If what you normally do is:

MainMult.18136.py
MainMult.18137.py
MainMult.18138.py


that is, run a bunch of different programs that happen to have the arguments hardcoded in each of them, then you can do:

parallel ::: MainMult.*.py


or:

ls | grep MainMult | parallel


However, from your description of the Python script it seems you normally do:

MainMult.18136.py


(only one program with no arguments and no reading from standard input). In this situation GNU Parallel is unable to parallelize the task. My advice is to change the Python script so that it takes the filenames as its arguments from the command line.

0
Entering edit mode

I have seen the files and read the examples but I couldn't make my script work.
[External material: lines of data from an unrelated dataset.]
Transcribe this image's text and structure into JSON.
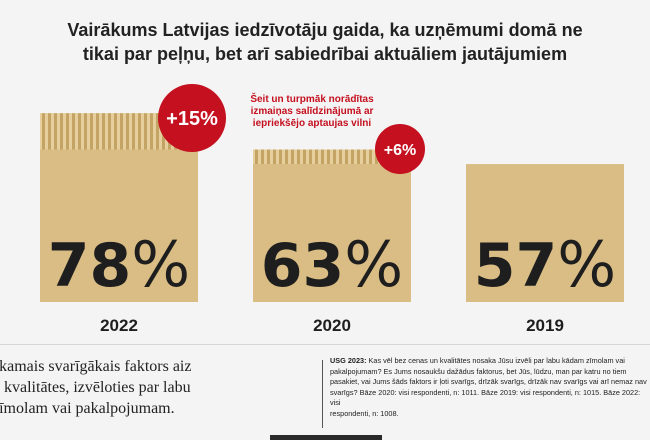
{
  "title": {
    "line1": "Vairākums Latvijas iedzīvotāju gaida, ka uzņēmumi domā ne",
    "line2": "tikai par peļņu, bet arī sabiedrībai aktuāliem jautājumiem"
  },
  "note": {
    "line1": "Šeit un turpmāk norādītas",
    "line2": "izmaiņas salīdzinājumā ar",
    "line3": "iepriekšējo aptaujas vilni"
  },
  "chart_data": {
    "type": "bar",
    "categories": [
      "2022",
      "2020",
      "2019"
    ],
    "values": [
      78,
      63,
      57
    ],
    "value_labels": [
      "78%",
      "63%",
      "57%"
    ],
    "changes": [
      "+15%",
      "+6%",
      null
    ],
    "previous_values": [
      63,
      57,
      null
    ],
    "ylim": [
      0,
      100
    ],
    "colors": {
      "bar": "#d9bd84",
      "bar_border": "#c9ab6d",
      "stripe": "#c4a464",
      "badge": "#c4101f",
      "text": "#1e1e1e"
    }
  },
  "footer": {
    "left": {
      "line1": "akamais svarīgākais faktors aiz",
      "line2": "n kvalitātes, izvēloties par labu",
      "line3": "zīmolam vai pakalpojumam."
    },
    "right": {
      "label": "USG 2023:",
      "line1": "Kas vēl bez cenas un kvalitātes nosaka Jūsu izvēli par labu kādam zīmolam vai",
      "line2": "pakalpojumam? Es Jums nosaukšu dažādus faktorus, bet Jūs, lūdzu, man par katru no tiem",
      "line3": "pasakiet, vai Jums šāds faktors ir ļoti svarīgs, drīzāk svarīgs, drīzāk nav svarīgs vai arī nemaz nav",
      "line4": "svarīgs? Bāze 2020: visi respondenti, n: 1011. Bāze 2019: visi respondenti, n: 1015. Bāze 2022: visi",
      "line5": "respondenti, n: 1008."
    }
  }
}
The FASTA files are directly called in the MainMult.18136.py file in the following way: 1) A variable is defined pointing to the file: work_file = "/home/me/Prog/Seqs.fasta" 2) The filename is specified as one of many parameters in the proper function call: Run("Seqs.fasta", 7, 100, True, 0.63, True, False, 0.98, False, False)

The point here is that the MainMult.18136.py runs from command line, but not if called with parallel.

0
Entering edit mode

@NPalopoli: Not sure I understand; are you iterating over lists of FASTA files and function arguments within the script itself?

0
Entering edit mode

The key is that (and I cite you), "GNU Parallel does not parallelize the internals of an existing program". I've made different python scripts for each Fasta file and managed to run the program by following your advice and calling: parallel ::: MainMult.*.py. Thanks a lot for your help!